Ok. So I've done a whole bunch of radio interviews in support of the book release. More on offer this week.

But one question keeps bugging me: "So, if this 'adventure,' this 'quest' has been so dangerous (which it has, on and off), why did you keep going?"

Well, I've responded with all the cute, buy my book please, answers that I can. But none have sat very well.

So, the universe sent me a nudge. In the form of a seven year old girl, chanting 'chim, chimney, chim, chimney.'

My mind was suddenly a-flood with Mary Poppins. And then Peter Pan. Scenes of Old London Town. Mixing with the picture I paint in my book of a City now corrupted by worse pollution than the soot of old.

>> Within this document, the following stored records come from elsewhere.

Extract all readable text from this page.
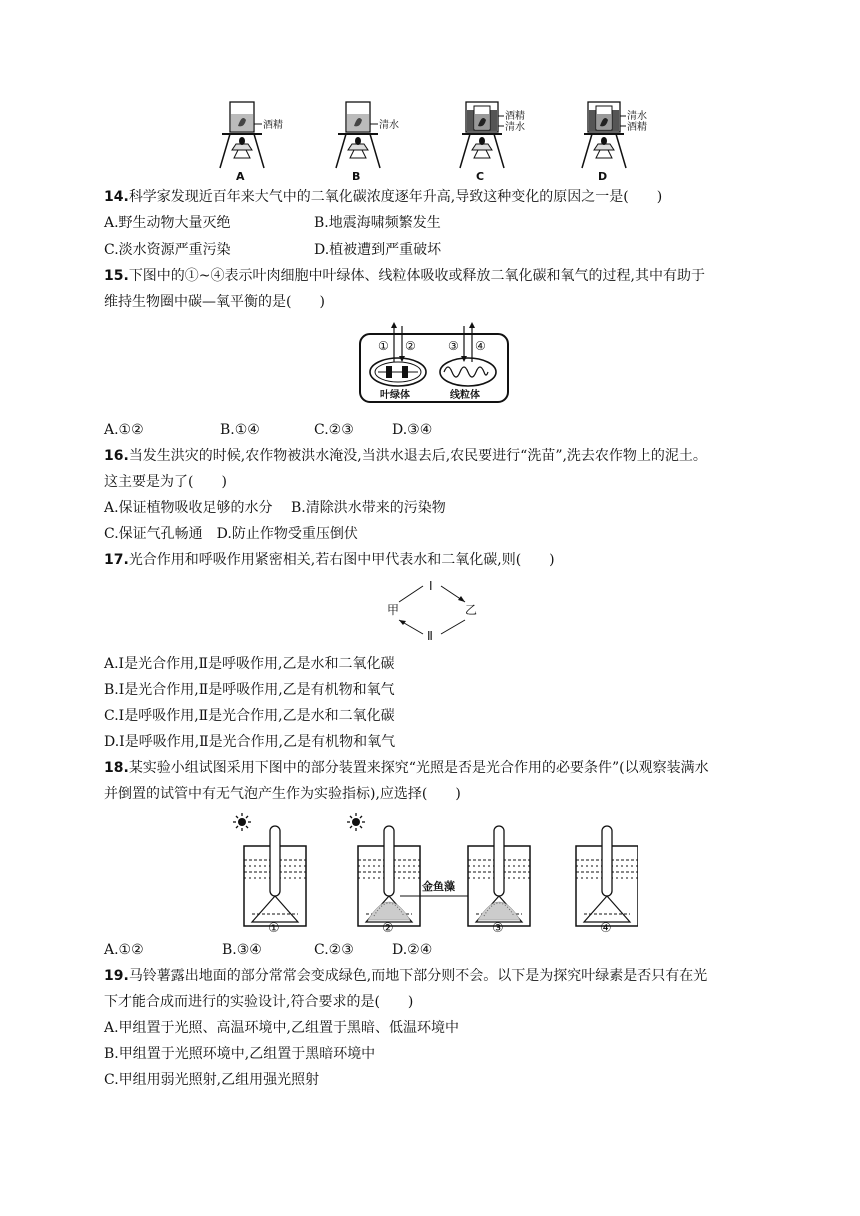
酒精
A
清水
B
酒精
清水
C
清水
酒精
D
14.科学家发现近百年来大气中的二氧化碳浓度逐年升高,导致这种变化的原因之一是(　　)
A.野生动物大量灭绝	B.地震海啸频繁发生
C.淡水资源严重污染	D.植被遭到严重破坏
15.下图中的①~④表示叶肉细胞中叶绿体、线粒体吸收或释放二氧化碳和氧气的过程,其中有助于
维持生物圈中碳—氧平衡的是(　　)
① ②	③ ④
叶绿体	线粒体
A.①②	B.①④	C.②③	D.③④
16.当发生洪灾的时候,农作物被洪水淹没,当洪水退去后,农民要进行“洗苗”,洗去农作物上的泥土。
这主要是为了(　　)
A.保证植物吸收足够的水分　 B.清除洪水带来的污染物
C.保证气孔畅通　D.防止作物受重压倒伏
17.光合作用和呼吸作用紧密相关,若右图中甲代表水和二氧化碳,则(　　)
Ⅰ
Ⅱ
甲	乙
A.Ⅰ是光合作用,Ⅱ是呼吸作用,乙是水和二氧化碳
B.Ⅰ是光合作用,Ⅱ是呼吸作用,乙是有机物和氧气
C.Ⅰ是呼吸作用,Ⅱ是光合作用,乙是水和二氧化碳
D.Ⅰ是呼吸作用,Ⅱ是光合作用,乙是有机物和氧气
18.某实验小组试图采用下图中的部分装置来探究“光照是否是光合作用的必要条件”(以观察装满水
并倒置的试管中有无气泡产生作为实验指标),应选择(　　)
金鱼藻
①	②	③	④
A.①②	B.③④	C.②③	D.②④
19.马铃薯露出地面的部分常常会变成绿色,而地下部分则不会。以下是为探究叶绿素是否只有在光
下才能合成而进行的实验设计,符合要求的是(　　)
A.甲组置于光照、高温环境中,乙组置于黑暗、低温环境中
B.甲组置于光照环境中,乙组置于黑暗环境中
C.甲组用弱光照射,乙组用强光照射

And through it all, I remember the scene of the Father walking his lonely walk to the authorities of his Bank. To face the music on his own.

For why? Well, after he did his dithering stupid man thing. Of trying to get his son to part with his money. When his son wanted only to give it to the lady feeding the pigeons. In one of the most powerful cinema moments I can recall. Basically, after Dad had been the Dick (sorry about the pun). He stood by his son. Because that is what Fathers do. They protect.

Not sure why this conflates with Peter Pan. But somehow, it does. I mean, c'mon, this is the same mind that gives you Pop Voxx. Give me a break. Anyway. Suddenly, I got it.

The day my friend Hugh died, I had to hold the hands of his eleven year old daughter, and tell her that everything would be alright, when all she wanted to know was why her Father was dead.

Why on earth would I ever stop? Time? Danger? A baseball game? What? A father protects. Her father was dead. The father of her sister and brother was dead. Who else was going to protect them? Find out the truth? No-one else stepped forward. They all ran away.

So. No more cute answers. Just a rather boring one. I didn't stop because we haven't yet reached the end. We don't yet have a full answer. So, why on earth would I stop?

The book isn't an end. It isn't closure. It is merely the next step in finding the truth.

As for future radio interviews, I'll keep the cute answers for the question: "Who do you want to have play you in the movie version ... ??"